I have been trying to transpose my FinalReport table of 2000000+ rows and 300+ columns on a cluster, but it seems that my Python script is getting killed due to lack of memory. I would just like to know if anyone has any suggestions on a more efficient way to store my table data other than using the array, as shown in my code below?
import sys
Seperator = "\t"
m = []
f = open(sys.argv[1], 'r')
data = f.read()
lines = data.split("\n")[:-1]
for line in lines:
m.append(line.strip().split("\t"))
for i in zip(*m):
for j in range(len(i)):
if j != len(i):
print(i[j] +Seperator)
else:
print(i[j])
print ("\n")
I'm not able to finishing storing the entire array, it always gets killed towards the end of the 'm.append' step. Out of the 2379856 lines, the furthest I've gotten is 2321894 lines. I got the numbers by printing a number count after the append line.

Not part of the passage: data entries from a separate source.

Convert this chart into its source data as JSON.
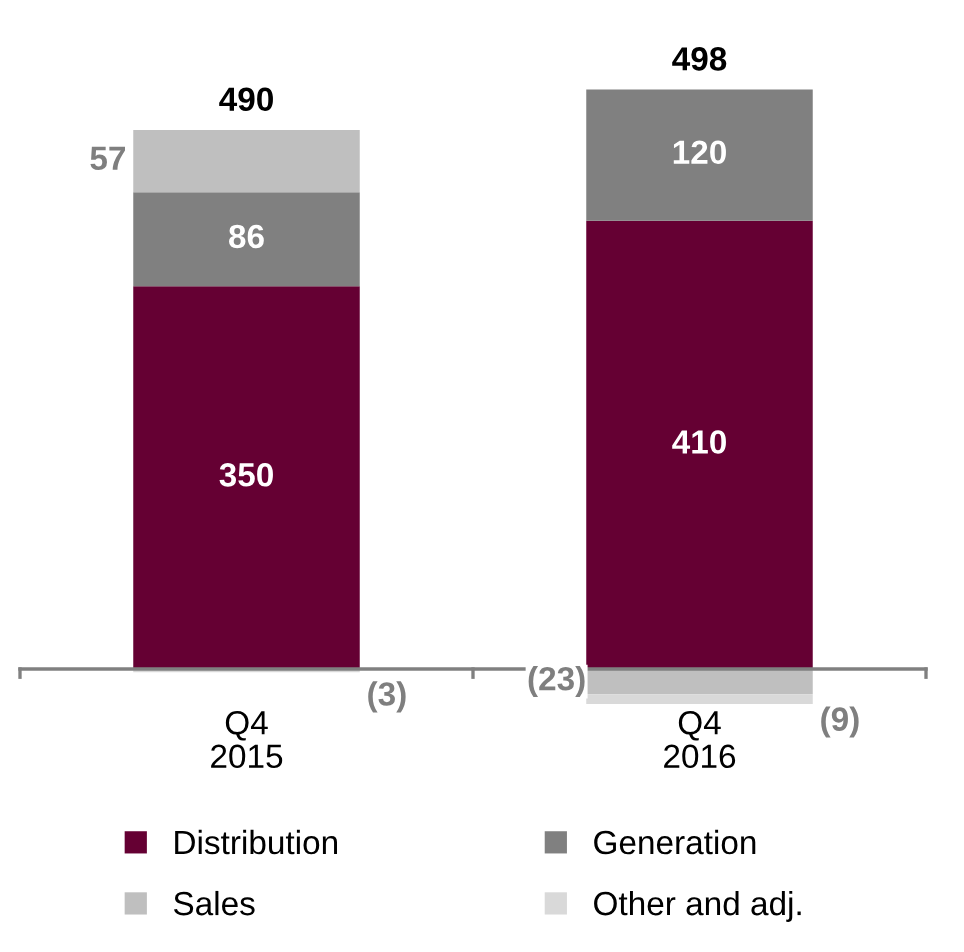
{
  "chart_data": {
    "type": "bar",
    "stacked": true,
    "categories": [
      "Q4\n2015",
      "Q4\n2016"
    ],
    "series": [
      {
        "name": "Distribution",
        "color": "#650033",
        "values": [
          350,
          410
        ],
        "value_labels": [
          "350",
          "410"
        ]
      },
      {
        "name": "Generation",
        "color": "#808080",
        "values": [
          86,
          120
        ],
        "value_labels": [
          "86",
          "120"
        ]
      },
      {
        "name": "Sales",
        "color": "#bfbfbf",
        "values": [
          57,
          -23
        ],
        "value_labels": [
          "57",
          "(23)"
        ]
      },
      {
        "name": "Other and adj.",
        "color": "#d9d9d9",
        "values": [
          -3,
          -9
        ],
        "value_labels": [
          "(3)",
          "(9)"
        ]
      }
    ],
    "totals": [
      "490",
      "498"
    ],
    "legend": "bottom"
  }
}
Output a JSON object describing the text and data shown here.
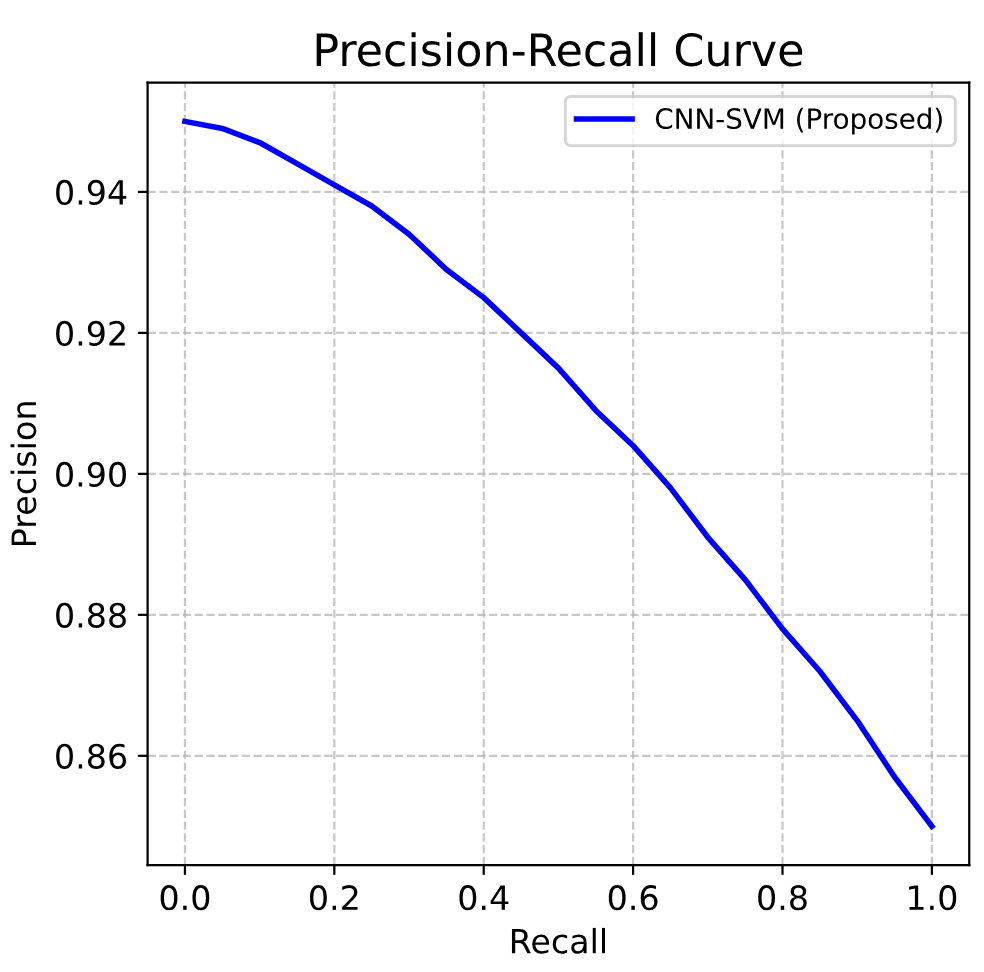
{
  "chart_data": {
    "type": "line",
    "title": "Precision-Recall Curve",
    "xlabel": "Recall",
    "ylabel": "Precision",
    "x": [
      0.0,
      0.05,
      0.1,
      0.15,
      0.2,
      0.25,
      0.3,
      0.35,
      0.4,
      0.45,
      0.5,
      0.55,
      0.6,
      0.65,
      0.7,
      0.75,
      0.8,
      0.85,
      0.9,
      0.95,
      1.0
    ],
    "series": [
      {
        "name": "CNN-SVM (Proposed)",
        "color": "#0000ff",
        "values": [
          0.95,
          0.949,
          0.947,
          0.944,
          0.941,
          0.938,
          0.934,
          0.929,
          0.925,
          0.92,
          0.915,
          0.909,
          0.904,
          0.898,
          0.891,
          0.885,
          0.878,
          0.872,
          0.865,
          0.857,
          0.85
        ]
      }
    ],
    "xlim": [
      -0.05,
      1.05
    ],
    "ylim": [
      0.8445,
      0.9555
    ],
    "xticks": [
      {
        "value": 0.0,
        "label": "0.0"
      },
      {
        "value": 0.2,
        "label": "0.2"
      },
      {
        "value": 0.4,
        "label": "0.4"
      },
      {
        "value": 0.6,
        "label": "0.6"
      },
      {
        "value": 0.8,
        "label": "0.8"
      },
      {
        "value": 1.0,
        "label": "1.0"
      }
    ],
    "yticks": [
      {
        "value": 0.86,
        "label": "0.86"
      },
      {
        "value": 0.88,
        "label": "0.88"
      },
      {
        "value": 0.9,
        "label": "0.90"
      },
      {
        "value": 0.92,
        "label": "0.92"
      },
      {
        "value": 0.94,
        "label": "0.94"
      }
    ],
    "grid": true,
    "legend": "top right",
    "line_style": "solid",
    "marker": "none"
  }
}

Thanks very much in advance!
Do you need to store it in memory? Can you not use the transpose function in numpy (assuming you're using numpy)?
Oh, I'm not using numpy because my data is alphanumerical.
It's still faster and more memory efficient in numpy. Alternatively, if the file is much larger than the RAM you have available, do multiple passes over the file so you just process a column (or a few) at a time.
Have you tried CSVTK's transpose (here)? The tools is working well on my tables, but these aren't that big.